Je ferme la porte et me dirige à pas feutrés dans la chambre. Je pousse la porte entrouverte et le découvre nu, comme à son habitude, la bedaine se soulevant au rythme de sa respiration. Son visage a l'air apaisé. Je regrette mon écart de tout à l'heure, mais mon feu intérieur me ramène à la réalité : j'en avais besoin. Mon corps réclame encore, je n'en ai pas eu assez. Je me déshabille et me glisse entre les jambes de mon Georges. J'empoigne son petit sexe mou. L'image de Rodrigue me revient à l'esprit. Le sien était plus gros. Bon, ce n'est pas la taille qui compte.

Je le caresse doucement avant de le prendre en bouche. Je le sens enfin se durcir. Je n'ai pas fait ça depuis des années. Son corps sent encore le bitume et le goudron, j'ai des hauts-le-coeur. Je le recrache et reprend le travail manuellement.

Le voilà enfin prêt et tendu. Je l'ai entendu gémir et grogner pendant son sommeil, il ne devrait pas tarder à se réveiller.
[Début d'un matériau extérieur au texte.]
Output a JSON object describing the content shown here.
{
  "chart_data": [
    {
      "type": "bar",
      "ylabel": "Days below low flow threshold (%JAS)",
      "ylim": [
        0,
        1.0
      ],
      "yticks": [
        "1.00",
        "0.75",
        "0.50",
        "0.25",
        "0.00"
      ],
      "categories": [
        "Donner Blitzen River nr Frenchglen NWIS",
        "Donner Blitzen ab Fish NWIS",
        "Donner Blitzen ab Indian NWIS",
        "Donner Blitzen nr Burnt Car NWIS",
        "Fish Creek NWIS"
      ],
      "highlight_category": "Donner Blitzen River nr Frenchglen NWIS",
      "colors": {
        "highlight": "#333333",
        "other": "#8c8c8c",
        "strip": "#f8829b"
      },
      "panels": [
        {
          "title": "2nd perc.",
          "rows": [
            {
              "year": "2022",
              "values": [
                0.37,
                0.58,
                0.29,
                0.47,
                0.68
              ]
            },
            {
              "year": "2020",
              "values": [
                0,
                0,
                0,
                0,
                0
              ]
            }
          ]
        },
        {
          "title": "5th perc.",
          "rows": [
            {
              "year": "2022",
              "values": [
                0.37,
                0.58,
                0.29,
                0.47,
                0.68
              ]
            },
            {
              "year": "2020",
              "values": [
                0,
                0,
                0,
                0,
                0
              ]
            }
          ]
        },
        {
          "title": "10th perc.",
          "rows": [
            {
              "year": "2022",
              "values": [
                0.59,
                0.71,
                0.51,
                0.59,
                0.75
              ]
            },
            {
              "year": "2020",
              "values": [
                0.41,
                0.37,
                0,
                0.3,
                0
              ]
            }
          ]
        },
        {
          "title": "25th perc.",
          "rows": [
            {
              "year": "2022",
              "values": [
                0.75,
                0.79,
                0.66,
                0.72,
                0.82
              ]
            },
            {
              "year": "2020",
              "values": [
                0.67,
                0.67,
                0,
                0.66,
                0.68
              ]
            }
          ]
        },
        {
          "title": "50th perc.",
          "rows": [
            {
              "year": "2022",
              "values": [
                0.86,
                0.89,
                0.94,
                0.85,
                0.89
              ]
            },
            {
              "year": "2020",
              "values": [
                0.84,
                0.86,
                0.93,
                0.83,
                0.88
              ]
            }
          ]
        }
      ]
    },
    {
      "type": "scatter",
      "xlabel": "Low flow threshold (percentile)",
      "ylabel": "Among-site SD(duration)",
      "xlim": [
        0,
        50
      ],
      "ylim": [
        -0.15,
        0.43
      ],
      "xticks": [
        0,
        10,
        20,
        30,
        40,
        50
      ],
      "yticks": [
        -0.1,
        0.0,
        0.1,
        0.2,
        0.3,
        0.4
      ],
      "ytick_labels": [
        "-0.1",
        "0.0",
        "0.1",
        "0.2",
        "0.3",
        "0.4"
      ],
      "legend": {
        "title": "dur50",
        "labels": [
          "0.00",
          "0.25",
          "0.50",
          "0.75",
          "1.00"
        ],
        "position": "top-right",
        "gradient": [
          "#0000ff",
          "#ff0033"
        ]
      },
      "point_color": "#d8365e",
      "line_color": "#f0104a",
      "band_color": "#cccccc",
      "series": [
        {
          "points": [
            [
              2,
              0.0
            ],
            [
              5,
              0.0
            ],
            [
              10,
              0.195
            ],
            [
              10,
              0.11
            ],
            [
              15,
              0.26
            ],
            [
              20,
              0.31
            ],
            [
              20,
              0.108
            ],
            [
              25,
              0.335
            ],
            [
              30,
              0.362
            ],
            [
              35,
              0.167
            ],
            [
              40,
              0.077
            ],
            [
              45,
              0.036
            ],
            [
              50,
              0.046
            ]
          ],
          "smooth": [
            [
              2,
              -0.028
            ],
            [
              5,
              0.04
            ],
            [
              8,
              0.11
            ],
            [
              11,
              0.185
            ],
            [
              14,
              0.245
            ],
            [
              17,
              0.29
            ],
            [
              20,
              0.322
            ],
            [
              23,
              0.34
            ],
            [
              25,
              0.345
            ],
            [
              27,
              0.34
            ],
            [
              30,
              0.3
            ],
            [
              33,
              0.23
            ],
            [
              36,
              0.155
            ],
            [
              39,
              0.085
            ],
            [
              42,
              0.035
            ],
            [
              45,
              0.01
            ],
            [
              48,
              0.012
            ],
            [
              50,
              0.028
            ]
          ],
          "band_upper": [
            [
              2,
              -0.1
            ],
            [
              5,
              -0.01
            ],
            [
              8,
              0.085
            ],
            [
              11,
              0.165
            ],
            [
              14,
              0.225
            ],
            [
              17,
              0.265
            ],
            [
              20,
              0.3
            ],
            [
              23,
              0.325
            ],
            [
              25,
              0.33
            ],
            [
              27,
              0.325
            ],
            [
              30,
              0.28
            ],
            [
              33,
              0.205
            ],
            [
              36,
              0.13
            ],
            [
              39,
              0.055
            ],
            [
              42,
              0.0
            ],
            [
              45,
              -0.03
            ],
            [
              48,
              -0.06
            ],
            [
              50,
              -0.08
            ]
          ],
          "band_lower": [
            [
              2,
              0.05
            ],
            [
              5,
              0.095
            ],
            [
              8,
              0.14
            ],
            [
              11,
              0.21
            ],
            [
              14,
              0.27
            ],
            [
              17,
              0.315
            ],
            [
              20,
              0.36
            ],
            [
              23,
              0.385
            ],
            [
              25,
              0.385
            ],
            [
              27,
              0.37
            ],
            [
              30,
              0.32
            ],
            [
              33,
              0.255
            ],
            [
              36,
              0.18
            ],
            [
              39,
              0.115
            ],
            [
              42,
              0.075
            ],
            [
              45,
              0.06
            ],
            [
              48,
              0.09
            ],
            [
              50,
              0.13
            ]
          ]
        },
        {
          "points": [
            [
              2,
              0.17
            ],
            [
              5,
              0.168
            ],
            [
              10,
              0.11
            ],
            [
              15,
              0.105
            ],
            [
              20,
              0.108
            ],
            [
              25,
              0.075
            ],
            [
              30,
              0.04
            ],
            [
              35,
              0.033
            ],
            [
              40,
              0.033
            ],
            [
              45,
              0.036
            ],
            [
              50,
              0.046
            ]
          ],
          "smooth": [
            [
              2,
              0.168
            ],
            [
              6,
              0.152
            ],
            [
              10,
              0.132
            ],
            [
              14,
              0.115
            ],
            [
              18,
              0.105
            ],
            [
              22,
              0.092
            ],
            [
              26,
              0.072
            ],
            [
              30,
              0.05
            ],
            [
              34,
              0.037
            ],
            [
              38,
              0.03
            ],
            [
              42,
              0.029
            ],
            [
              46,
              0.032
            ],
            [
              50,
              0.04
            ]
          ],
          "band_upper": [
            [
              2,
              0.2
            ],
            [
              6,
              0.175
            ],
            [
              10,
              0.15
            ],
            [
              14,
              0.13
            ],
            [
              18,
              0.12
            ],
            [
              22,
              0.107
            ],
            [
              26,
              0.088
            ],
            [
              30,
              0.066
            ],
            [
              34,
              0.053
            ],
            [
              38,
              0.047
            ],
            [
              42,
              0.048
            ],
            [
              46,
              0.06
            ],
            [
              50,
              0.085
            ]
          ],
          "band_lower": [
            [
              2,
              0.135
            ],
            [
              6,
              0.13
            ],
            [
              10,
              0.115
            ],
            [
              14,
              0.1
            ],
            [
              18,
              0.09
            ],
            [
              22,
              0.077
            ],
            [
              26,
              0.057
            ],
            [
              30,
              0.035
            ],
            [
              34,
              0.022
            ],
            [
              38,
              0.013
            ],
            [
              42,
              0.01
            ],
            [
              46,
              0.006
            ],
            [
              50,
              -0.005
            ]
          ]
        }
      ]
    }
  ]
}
Sans plus attendre, je m'installe à califourchon et m'empale sur lui. La sensation est différente. C'est plus fluide, plus naturel, plus simple. Mais cette odeur de chaussée qui émane de mon Georges est insupportable. Penchée sur lui, je respire ses effluves à plein poumons.

Finalement, je me retire et me retourne. Dos à lui, je l'enfonce à nouveau en moi. C'est encore différent. C'est un peu comme quand Georges me prend par derrière, mais cette fois, c'est moi qui commande. C'est moi qui contrôle. C'est moi la cheffe. Je n'écoute que moi, mon corps, mes envies. Je repense à Jessica et à ses caresses. Je me rappelle sa main qui frottait ma vulve, qui pelotait mes seins. Je me redresse et mime ses gestes. Une main sur mon sexe, l'autre empoignant ma poitrine, je me caresse tout en baisant mon Georges. Le plaisir monte rapidement, mes gestes et mon souffle sont saccadés. Les yeux fermés, je revois l'image fugace de Rodrigue, comme s'il était tatoué sous mes paupières. Ce n'est pas Georges qui est en moi, c'est lui qui me prend. Ce ne sont pas mes mains qui me caressent, ce sont celles de Jessica. Je suis encore avec eux, et ce n'est que la suite de notre partie à trois.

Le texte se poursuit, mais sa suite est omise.